La cama, maldita por motivos varios que no comentaré, espera que me aposente, plácida, acogedora. Antes, sigo mi ya habitual ritual previo a acostarme. Primero, arropo bien la cama en su parte inferior, asegurando de este modo que mis pies no queden al descubierto en mitad de la noche. Luego, me agacho y miro debajo, levantando tembloroso, lentamente, de uno de sus lados las sábanas y ropajes que la cubren, y cuelgan de ella. La tenue luz que desprende la lamparilla de la mesita espanta las sombras que allí se esconden, huyendo presurosas. Nada. Hoy tampoco parece haber nada ahí, bajo la cama, esperando a que me duerma para salir. Pero eso no me tranquiliza. En absoluto.
Mayor es el sobresalto cuanto más inesperado.
Me introduzco en el protector y cálido recoveco de mantas, y me tapo hasta la cabeza, dejando una rendija para respirar, y apagando en un rápido movimiento del brazo la luz que me unía a este mundo. Me estremezco sólo de pensar que algo puede cogerlo por la muñeca, o tan sólo rozarlo, antes de que sea capaz de esconderlo en mi guarida nocturna. Nada ocurre.
Luego, tinieblas. Infinidad de pensamientos atacan mi mente, a cual más temeroso. Escalofríos.
Cierro los ojos. Ruidos. Crujidos y pasos imaginarios. O no. Desasosiego.
Al final el sueño me vence, y viajo a sus infinitos mundos.
En algún momento, perdido en el atemporal estado de mi letargo, algo me hace volver.

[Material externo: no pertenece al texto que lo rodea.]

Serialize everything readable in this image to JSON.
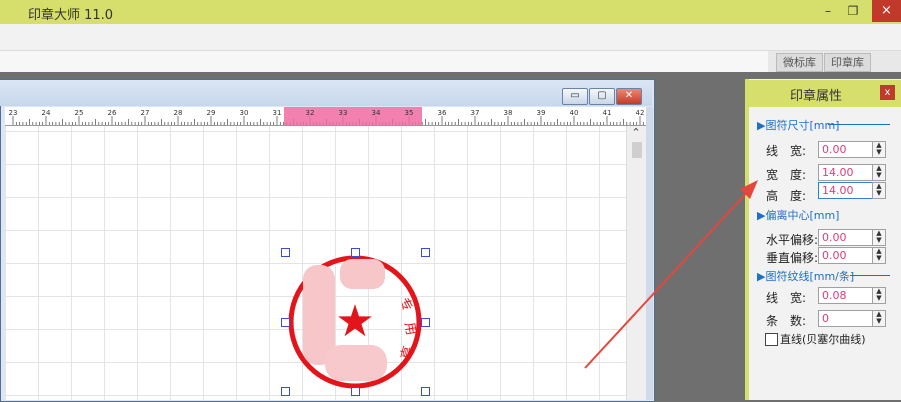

A lo lejos parece que suena alguna hora. Mierda. Estoy despierto. Inconscientemente, cuento los toques del reloj. Son las cuatro. Las pesadas capas de ropajes han retrocedido hasta mi cintura, dejándome medio cuerpo destapado. Habré estado agitándome en sueños.
Hace frío. Palpo las mantas para arroparme, lentamente, mientras intento no salir del sopor que me ayudará a volver a dormirme. Al moverme, escucho una respiración. Mierda. Mierda. Mierda. Y noto una presencia. Demasiado cerca.
El pánico hace que abra los ojos, desorbitados. Está ahí. Quedo paralizado.
A los pies de la cama, la silueta de una sombra visible por la leve claridad que se cuela por los resquicios de la ventana cerrada, me llena de pavor. Intuyo unos cuernos, negros como el azabache, más oscuros que la propia negrura. Veo una mirada brillante clavada en mí. Su sonrisa malévola. Sus colmillos amarillentos. Las afiladas uñas mugrientas en las que terminan sus largos dedos. El pelo canoso, atestiguando una malvada sabiduría.
Ignoro cuánto tiempo lleva ahí, observándome. No puedo gritar. Horror.
Un intento apenas perceptible de cerrar mis ojos, y la presencia se ha movido. Fugaz, rápida como las sombras, de las que forma parte. Ahora está junto a la cabecera de mi cama, a la derecha. A mi derecha. Más cerca si cabe. Dios.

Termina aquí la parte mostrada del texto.